The legislation is named after a farmworker who died of a heat stroke in 2004 after picking grapes for 10 hours straight in 105-degree temperatures. Unfortunately, Asuncion Valdivia’s story is not unique.
Heat stress causes more deaths in the U.S. annually than hurricanes, floods and tornadoes combined. The danger heat poses to these workers has been compounded by the COVID-19 pandemic, pesticide use and smoke from the wildfires on the West Coast.
“Not only does heat stress kill workers, this is a racial justice issue as well. Essential jobs where employees are exposed to high levels of heat are disproportionately held by Black and Brown workers,” said Juley Fulcher, worker health and safety advocate for Public Citizen. “Legislation from Sens. Harris and Brown will tackle both the impacts of climate change and the racial inequities by implementing these critical heat protections for workers.”
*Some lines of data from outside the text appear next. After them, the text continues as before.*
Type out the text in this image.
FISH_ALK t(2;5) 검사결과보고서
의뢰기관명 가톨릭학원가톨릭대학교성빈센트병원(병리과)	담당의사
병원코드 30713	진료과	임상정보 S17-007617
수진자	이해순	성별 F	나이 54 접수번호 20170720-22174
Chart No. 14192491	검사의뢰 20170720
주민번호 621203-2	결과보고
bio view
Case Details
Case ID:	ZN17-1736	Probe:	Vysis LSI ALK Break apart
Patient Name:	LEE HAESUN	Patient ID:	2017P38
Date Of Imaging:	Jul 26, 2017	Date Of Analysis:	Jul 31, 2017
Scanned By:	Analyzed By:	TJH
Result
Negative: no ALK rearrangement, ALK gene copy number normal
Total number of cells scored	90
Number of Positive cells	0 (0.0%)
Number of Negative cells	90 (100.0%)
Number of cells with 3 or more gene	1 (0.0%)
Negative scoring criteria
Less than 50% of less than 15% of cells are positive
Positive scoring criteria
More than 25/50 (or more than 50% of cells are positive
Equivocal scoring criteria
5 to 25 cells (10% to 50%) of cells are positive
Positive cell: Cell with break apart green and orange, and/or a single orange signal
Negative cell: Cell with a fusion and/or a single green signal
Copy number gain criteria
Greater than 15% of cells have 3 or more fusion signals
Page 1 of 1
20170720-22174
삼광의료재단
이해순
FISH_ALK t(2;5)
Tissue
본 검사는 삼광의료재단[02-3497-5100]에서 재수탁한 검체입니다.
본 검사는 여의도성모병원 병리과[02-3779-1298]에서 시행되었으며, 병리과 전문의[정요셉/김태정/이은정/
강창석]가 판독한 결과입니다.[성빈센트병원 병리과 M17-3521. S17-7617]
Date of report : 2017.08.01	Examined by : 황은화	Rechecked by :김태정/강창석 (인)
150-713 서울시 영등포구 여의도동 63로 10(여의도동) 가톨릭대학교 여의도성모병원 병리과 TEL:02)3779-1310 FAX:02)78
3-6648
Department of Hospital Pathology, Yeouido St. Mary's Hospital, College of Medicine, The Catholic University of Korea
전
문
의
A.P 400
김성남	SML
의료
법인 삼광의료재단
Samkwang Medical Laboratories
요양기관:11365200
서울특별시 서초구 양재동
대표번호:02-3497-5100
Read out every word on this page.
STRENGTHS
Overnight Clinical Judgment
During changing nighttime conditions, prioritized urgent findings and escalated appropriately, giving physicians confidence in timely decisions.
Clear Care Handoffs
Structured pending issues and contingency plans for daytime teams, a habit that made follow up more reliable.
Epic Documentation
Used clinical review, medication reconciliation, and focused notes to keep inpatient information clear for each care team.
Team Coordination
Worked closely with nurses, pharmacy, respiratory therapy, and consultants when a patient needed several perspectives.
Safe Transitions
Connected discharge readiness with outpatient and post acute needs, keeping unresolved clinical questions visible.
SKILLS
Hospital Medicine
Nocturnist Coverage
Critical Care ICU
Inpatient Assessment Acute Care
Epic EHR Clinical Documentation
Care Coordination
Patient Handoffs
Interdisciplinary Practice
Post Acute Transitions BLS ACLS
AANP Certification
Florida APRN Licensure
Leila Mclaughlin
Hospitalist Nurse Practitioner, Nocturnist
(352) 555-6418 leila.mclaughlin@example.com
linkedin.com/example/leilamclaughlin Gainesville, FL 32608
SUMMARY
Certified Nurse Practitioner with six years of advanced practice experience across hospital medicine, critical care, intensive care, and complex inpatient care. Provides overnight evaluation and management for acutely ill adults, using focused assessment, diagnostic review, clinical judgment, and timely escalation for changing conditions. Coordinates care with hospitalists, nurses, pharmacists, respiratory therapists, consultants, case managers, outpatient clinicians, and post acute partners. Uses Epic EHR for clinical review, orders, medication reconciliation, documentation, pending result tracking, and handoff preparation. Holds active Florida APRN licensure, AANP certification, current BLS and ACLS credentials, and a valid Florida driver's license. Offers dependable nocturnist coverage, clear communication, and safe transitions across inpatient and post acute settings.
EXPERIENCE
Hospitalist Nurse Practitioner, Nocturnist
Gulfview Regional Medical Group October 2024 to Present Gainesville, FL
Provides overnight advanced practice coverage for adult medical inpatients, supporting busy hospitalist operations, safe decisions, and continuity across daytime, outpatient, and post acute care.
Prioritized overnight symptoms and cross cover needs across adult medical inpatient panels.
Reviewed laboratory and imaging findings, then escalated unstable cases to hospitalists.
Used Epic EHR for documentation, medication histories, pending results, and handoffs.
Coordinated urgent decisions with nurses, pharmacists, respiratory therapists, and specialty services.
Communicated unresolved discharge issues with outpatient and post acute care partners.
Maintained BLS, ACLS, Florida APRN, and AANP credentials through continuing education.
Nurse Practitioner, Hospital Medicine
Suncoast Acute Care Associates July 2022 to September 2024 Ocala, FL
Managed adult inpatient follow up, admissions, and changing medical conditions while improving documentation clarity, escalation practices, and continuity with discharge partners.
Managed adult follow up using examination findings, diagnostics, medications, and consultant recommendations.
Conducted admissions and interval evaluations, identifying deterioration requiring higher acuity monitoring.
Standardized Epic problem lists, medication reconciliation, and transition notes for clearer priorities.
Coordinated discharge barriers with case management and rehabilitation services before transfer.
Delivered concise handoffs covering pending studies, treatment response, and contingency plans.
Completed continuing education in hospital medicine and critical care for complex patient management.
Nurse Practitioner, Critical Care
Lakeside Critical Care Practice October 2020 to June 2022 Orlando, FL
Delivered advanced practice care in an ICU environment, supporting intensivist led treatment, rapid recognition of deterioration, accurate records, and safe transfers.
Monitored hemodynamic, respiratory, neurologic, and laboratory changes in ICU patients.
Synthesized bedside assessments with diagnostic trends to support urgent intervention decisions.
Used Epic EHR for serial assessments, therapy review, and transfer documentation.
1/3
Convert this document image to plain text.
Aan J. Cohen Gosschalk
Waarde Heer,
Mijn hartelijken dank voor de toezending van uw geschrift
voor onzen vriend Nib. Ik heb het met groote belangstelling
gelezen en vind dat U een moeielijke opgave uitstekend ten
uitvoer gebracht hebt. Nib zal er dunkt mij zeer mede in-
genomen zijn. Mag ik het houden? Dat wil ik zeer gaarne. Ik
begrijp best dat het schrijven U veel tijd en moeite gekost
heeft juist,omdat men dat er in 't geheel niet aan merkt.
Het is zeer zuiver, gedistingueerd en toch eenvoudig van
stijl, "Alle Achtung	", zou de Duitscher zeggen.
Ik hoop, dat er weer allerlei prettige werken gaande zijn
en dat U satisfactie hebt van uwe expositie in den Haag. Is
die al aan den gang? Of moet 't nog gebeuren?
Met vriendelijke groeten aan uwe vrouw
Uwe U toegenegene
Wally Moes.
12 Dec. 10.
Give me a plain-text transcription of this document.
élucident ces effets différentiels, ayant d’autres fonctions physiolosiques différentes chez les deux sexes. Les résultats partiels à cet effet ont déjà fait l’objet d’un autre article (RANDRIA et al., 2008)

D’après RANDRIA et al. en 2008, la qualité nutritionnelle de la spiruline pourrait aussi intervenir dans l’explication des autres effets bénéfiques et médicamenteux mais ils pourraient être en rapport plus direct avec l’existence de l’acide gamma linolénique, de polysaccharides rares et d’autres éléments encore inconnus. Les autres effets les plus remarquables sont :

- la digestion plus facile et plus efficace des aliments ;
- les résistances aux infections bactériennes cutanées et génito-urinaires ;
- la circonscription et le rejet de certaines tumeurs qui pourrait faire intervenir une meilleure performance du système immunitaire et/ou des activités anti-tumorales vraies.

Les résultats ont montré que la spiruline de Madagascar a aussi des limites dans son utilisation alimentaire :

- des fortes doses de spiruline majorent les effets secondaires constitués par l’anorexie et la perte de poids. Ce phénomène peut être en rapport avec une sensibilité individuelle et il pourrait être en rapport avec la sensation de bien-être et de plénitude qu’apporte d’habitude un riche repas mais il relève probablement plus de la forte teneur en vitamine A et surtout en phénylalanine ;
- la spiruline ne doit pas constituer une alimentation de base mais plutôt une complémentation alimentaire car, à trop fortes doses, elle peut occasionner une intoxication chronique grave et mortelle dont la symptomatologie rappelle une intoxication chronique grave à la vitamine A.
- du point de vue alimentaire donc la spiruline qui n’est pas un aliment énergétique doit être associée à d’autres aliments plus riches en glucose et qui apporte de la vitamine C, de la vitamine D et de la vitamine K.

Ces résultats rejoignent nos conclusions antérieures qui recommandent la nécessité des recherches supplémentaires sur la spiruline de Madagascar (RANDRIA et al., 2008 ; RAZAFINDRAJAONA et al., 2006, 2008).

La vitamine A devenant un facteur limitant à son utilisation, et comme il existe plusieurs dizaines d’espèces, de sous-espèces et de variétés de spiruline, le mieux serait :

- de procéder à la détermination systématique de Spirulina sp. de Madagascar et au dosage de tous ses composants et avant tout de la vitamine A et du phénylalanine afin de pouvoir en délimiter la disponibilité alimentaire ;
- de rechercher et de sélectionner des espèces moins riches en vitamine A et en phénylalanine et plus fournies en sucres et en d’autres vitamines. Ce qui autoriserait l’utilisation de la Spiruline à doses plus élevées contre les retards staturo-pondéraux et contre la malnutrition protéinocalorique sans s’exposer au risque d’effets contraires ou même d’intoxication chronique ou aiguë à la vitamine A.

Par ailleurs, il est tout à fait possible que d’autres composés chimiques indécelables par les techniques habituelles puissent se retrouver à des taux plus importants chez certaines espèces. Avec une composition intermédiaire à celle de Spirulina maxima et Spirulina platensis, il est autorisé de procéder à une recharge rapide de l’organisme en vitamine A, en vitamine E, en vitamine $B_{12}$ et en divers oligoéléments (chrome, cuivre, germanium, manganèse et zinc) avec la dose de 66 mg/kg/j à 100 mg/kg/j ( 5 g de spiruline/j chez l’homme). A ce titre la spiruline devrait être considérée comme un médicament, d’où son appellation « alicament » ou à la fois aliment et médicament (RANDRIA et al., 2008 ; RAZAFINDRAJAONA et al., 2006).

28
Public Citizen, in partnership with United Farm Workers, Farmworker Justice and a network of more than 130 labor, environment and public health organizations has long petitioned OSHA to establish federal protections for workers exposed to excessive heat. That petition followed repeated recommendations by the National Institute for Occupational Safety and Health for OSHA to issue such a standard. However, recent court decisions have limited the ability of OSHA to hold employers accountable under its general duty clause, a “catch all” provision that requires employers to provide safe workplaces, increasing the urgency of these protections.
“Because the agency has failed to act, Congress has a responsibility to require OSHA to protect workers from preventable heat-related injuries, illnesses and deaths,” Fulcher added.